With a few exceptions, the candidates focused more on debating the past than offering ideas and prescriptions for today's Middle East challenges.
Apart from the rants, attacks, and insults, when it came to Middle East issues, last night's debate was like an old and broken record -- rehashing disputes over the Iraq war (2003), the withdrawal of troops from that country (2011), and the Iran nuclear deal (2015). As important as clarity on those issues may be, there was regrettably little discussion of pressing issues the next president is sure to face on Inauguration Day.
Syria. The most glaring foreign policy lacuna in the debate was the almost complete omission of the world's most pressing strategic cum humanitarian challenge. With Russian and Syrian bombs falling on civilians in Aleppo, the candidates offered no hint that they would ditch what one could call President Obama's policy of "strategic indifference" and implement a more robust approach -- one designed to create strategic balance on the ground in order to compel the Moscow-Tehran-Damascus axis to negotiate a political resolution.
The Islamic State. In terms of the fight against IS, both candidates replayed stock lines from stump speeches. Overall, Hillary Clinton's paragraph on defeating the group was much more detailed than Donald Trump's; it included support for Kurdish and Arab allies, a focus on targeting IS leadership, and a sequence of action (liberate Mosul by the end of 2016, then focus on squeezing the group in Raqqa), all done with enhanced U.S. air support but not ground forces. For his part, Trump did not go far beyond a commitment to massive military action against IS, falling back on his critique that the Obama administration permitted the group's rise by precipitously withdrawing U.S. forces from Iraq and mishandling Libya. Neither candidate, however, addressed what most experts believe to be the most serious challenge -- what to do the day after liberating IS-held territory so that it does not become the base for the next iteration of radical Sunni jihadists.

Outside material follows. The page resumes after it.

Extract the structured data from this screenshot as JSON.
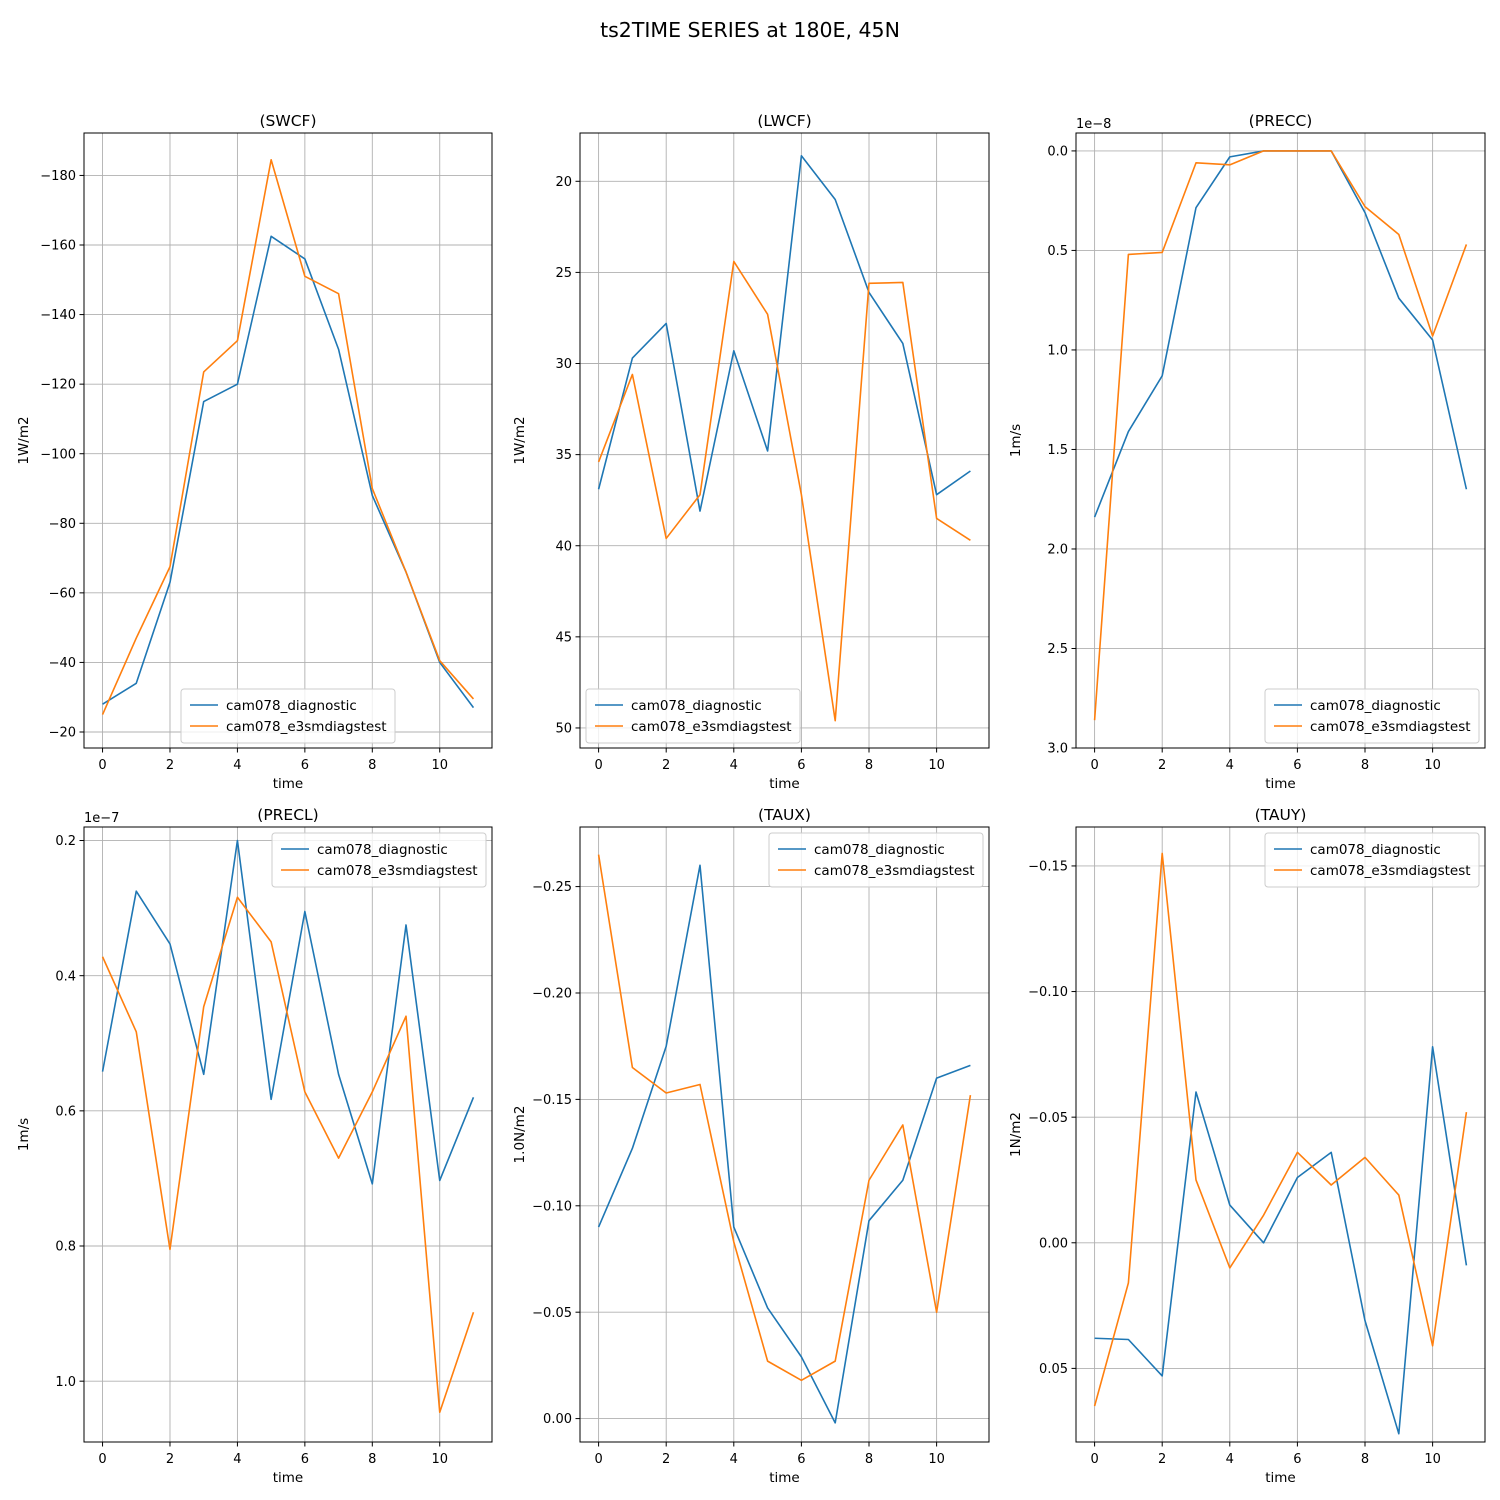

Iran. Clinton and Trump spent considerable time jousting over the wisdom of the Iran nuclear accord, including Trump's remark that Israeli prime minister Binyamin Netanyahu remains displeased with the deal. However, the Republican candidate offered no specific alternative to the existing agreement, and the Democratic candidate offered no detailed suggestions to push back against Tehran's success in taking advantage of the deal to extend Iranian influence throughout the region.

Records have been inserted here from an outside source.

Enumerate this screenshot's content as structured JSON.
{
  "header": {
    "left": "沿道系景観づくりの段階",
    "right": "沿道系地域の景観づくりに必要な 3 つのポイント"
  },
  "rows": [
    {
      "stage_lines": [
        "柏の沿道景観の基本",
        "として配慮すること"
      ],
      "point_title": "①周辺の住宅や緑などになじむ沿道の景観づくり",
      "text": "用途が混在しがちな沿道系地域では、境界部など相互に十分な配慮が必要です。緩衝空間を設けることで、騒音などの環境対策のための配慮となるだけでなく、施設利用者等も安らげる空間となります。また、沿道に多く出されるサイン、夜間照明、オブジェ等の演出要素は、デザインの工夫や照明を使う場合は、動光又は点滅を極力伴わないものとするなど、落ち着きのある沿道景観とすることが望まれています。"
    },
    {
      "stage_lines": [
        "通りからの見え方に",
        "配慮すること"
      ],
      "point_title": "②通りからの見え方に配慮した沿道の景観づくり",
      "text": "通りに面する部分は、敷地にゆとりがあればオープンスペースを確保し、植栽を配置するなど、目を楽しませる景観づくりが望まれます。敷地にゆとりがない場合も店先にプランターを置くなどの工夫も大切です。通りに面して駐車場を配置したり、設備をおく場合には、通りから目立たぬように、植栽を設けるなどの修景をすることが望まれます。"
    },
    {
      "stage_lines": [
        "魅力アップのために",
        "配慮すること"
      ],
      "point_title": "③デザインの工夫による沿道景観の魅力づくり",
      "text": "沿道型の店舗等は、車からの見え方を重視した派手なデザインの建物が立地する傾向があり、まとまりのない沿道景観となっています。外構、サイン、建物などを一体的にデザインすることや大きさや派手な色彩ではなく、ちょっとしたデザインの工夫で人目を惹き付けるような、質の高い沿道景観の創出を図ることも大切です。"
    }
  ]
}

Allies. About seventy-five minutes into the debate, Clinton made an overlooked but important reference to strengthening alliances in the Middle East as part of the strategy to confront common adversaries. And later, she made a welcome, straight-into-the-camera pledge about fulfilling commitments to U.S. allies around the globe. Yet, with specific reference to the Middle East, neither candidate followed up with details on how to pursue what is sure to be a major policy theme differentiating them from President Obama's perceived focus on reaching out to adversaries more than strengthening partnerships with allies.
Missed Opportunities. Interestingly, neither candidate took the opportunity to score points on certain popular Middle East policy themes. Clinton, for example, could have distanced herself from Obama by mentioning her support for the Justice Against Sponsors of Terrorism Act (JASTA), which would lift Saudi Arabia's diplomatic immunity for charges of complicity in the September 11 attacks. The president has vetoed the legislation, but she has backed it. For his part, Trump did not repeat his promise to recognize Jerusalem as Israel's capital, long a staple of Republican presidential aspirants. More broadly, he did not critique Clinton for her role in an administration that Republicans and other critics view as cool and distant toward Israel, though reaching the bilateral $38 billion Memorandum of Understanding on military assistance earlier this month may have insulated her from that line of attack.
Of course, national security -- and within it, the Middle East -- was just one of several themes addressed last night. The candidates will have further opportunity to tackle the agenda ahead, rather than rehash differences over the past, when they square off in their next two debates.
Robert Satloff is the executive director of The Washington Institute.